Although Marjane believes that lying about her heritage and concealing her boundaries will help her fit in, her plans fall apart when she overhears a group of teenagers talking about her in a restaurant. They say that she is ugly, ashamed of Iran, lying about knowing war, and unloved by the parents who sent her away. Infuriated, Marjane explodes at the table of teenagers, yelling, “I am Iranian and proud of it” (43). When she storms out of the restaurant, she realizes that she will never feel like she fits in until she is comfortable with herself. This is the exact advice that her grandmother gave her upon her departure from Iran, detailed in Persepolis 1.

Chapters 4-5 Analysis

Marjane continues to struggle with An Identity in Conflict Between Two Worlds as she adjusts to life in Julie’s home. She was kicked out of the Catholic boarding school for being insolent, crude, and vocal, while in Julie’s home she is submissive and modest. Furthermore, at the party, Marjane is embarrassed to be in proximity to premarital sex, nudity, and public displays of affection, though in the conclusion of Chapter 4 she asserts that in experiencing these things she is assimilating to Western culture. This demonstrates her understanding of Western culture as the opposite of the culture of Iran in keeping with the ideology of the Cultural Revolution. She has built the two cultures into opposites in her mind and juxtaposes these cultures as she experiences life in Austria.

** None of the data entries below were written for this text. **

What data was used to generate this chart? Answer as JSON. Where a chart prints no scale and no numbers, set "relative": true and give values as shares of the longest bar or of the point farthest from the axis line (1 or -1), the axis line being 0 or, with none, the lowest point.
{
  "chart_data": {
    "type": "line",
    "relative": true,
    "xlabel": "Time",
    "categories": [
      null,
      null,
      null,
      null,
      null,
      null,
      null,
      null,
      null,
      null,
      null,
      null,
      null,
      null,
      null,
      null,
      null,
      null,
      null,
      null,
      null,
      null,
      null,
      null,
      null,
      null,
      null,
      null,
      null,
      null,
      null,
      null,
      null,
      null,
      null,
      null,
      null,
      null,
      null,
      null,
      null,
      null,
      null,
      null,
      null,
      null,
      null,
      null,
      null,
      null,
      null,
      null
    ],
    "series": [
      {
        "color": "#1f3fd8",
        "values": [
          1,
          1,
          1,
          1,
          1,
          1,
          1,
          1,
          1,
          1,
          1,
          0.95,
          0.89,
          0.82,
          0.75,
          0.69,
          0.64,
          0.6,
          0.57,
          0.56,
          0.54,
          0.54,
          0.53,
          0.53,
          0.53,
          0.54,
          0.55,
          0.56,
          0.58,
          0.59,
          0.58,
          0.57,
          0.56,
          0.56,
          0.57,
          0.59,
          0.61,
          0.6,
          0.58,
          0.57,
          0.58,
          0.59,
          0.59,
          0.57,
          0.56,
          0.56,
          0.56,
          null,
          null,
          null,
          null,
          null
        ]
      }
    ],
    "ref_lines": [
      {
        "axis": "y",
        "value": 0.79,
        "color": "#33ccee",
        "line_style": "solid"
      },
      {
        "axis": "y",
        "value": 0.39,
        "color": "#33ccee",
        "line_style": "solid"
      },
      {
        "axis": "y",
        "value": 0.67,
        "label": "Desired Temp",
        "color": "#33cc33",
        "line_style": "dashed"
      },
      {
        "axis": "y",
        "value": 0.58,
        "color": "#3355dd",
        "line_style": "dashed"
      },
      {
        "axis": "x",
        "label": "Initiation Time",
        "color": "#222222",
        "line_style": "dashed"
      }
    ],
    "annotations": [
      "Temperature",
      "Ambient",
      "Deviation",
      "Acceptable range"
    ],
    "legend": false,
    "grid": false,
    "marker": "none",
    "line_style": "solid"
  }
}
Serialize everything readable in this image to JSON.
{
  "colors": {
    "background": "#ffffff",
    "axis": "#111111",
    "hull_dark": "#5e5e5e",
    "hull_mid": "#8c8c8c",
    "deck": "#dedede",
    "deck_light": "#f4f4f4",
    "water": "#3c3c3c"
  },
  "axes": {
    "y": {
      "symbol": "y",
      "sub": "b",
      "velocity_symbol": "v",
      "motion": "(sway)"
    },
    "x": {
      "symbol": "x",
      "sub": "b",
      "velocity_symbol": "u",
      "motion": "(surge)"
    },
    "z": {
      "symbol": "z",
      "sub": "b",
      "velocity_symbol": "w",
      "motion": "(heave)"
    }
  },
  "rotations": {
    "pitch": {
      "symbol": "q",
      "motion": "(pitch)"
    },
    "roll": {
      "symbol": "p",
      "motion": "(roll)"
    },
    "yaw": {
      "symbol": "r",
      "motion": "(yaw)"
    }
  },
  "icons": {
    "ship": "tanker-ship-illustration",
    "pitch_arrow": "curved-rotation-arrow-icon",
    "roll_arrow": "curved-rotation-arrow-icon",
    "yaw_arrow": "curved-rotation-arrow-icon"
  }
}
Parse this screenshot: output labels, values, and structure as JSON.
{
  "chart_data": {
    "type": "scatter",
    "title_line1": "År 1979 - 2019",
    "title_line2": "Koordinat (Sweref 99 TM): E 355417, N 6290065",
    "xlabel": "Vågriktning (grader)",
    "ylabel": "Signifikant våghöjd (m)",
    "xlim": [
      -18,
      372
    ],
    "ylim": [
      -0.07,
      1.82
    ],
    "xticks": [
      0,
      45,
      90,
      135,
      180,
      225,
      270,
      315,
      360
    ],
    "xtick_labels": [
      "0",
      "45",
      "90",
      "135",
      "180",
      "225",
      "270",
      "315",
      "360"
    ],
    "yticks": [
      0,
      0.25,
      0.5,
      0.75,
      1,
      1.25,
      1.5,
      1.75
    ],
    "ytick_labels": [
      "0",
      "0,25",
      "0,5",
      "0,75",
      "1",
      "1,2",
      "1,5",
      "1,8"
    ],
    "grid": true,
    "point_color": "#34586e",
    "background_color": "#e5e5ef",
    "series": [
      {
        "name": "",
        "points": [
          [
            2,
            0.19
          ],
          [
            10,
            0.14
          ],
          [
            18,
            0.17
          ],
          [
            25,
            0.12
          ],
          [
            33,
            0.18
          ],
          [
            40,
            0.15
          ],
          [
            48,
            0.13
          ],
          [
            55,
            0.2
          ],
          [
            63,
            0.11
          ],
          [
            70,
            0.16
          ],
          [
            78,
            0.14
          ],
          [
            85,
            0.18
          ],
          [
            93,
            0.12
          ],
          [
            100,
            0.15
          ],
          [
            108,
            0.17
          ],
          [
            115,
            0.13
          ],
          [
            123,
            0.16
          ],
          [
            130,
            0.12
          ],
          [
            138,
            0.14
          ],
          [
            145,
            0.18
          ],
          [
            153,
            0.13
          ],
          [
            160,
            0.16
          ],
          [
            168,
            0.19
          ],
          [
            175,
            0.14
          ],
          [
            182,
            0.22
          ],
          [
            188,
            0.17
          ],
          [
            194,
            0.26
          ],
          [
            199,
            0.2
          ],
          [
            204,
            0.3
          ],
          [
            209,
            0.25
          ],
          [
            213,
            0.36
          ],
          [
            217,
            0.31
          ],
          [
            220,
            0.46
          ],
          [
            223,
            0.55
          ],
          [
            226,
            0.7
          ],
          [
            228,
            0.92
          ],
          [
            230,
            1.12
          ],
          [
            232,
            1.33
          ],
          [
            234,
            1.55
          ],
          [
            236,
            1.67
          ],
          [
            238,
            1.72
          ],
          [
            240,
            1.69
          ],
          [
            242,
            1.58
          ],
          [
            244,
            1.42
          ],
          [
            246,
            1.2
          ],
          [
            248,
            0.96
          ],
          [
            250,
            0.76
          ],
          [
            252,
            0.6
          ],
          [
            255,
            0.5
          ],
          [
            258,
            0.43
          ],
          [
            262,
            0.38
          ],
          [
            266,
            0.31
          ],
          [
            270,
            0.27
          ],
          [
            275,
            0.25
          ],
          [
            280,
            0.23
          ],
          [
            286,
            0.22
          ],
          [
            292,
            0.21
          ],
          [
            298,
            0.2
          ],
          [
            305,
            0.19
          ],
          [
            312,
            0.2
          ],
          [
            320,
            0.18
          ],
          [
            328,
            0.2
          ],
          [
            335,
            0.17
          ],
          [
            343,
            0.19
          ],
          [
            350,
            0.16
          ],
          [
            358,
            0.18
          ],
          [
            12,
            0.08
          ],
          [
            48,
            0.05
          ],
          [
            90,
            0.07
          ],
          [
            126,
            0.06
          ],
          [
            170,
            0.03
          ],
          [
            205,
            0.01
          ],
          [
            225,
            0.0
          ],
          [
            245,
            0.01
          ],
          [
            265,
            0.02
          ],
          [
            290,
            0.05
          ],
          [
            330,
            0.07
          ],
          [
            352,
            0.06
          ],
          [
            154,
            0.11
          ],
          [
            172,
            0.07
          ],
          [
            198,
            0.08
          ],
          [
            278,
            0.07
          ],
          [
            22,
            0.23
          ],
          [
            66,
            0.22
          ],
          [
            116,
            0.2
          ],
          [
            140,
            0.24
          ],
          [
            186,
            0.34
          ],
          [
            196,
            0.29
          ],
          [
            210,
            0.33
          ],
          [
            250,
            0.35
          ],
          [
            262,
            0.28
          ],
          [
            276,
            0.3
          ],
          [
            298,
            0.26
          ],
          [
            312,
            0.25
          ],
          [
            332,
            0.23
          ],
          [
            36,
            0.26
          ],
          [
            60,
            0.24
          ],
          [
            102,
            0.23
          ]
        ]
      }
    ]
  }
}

Satrapi uses realist characterization to reflect the memoir’s ideological background. She shares the slow progression of her ideological foundation from childhood and her desperate search for identity in a culture in opposition to her own. This means Marjane at times is contradictory, torn in opposing directions and making decisions that are inconsistent with her described ideology. Marjane begins to find her place between the two worlds that she views as oppositional. Satrapi’s representation of herself as a flawed and complex human being underscores the background conflict between Iranian and Western culture.

Marjane, who is both proud of her heritage and embarrassed by it, projects a different woman to different minor characters in the story. When she overhears the teenagers talking about her, she finally picks a side. This is the turning point of the memoir: the moment in which Marjane finally feels like herself. These chapters therefore initiate the rising action of Marjane’s emotional character arc. She begins the story as a girl hoping to fit into her new environment, but she realizes that the advice that her grandmother gave her before departing Iran is true: “I finally understood what my grandmother meant. If I wasn’t comfortable with myself, I would never be comfortable” (43). Armed with this understanding, Marjane will now be able to tackle her identity crisis by searching for her own emotional, philosophical, and political harbors of safety and comfort throughout the novel.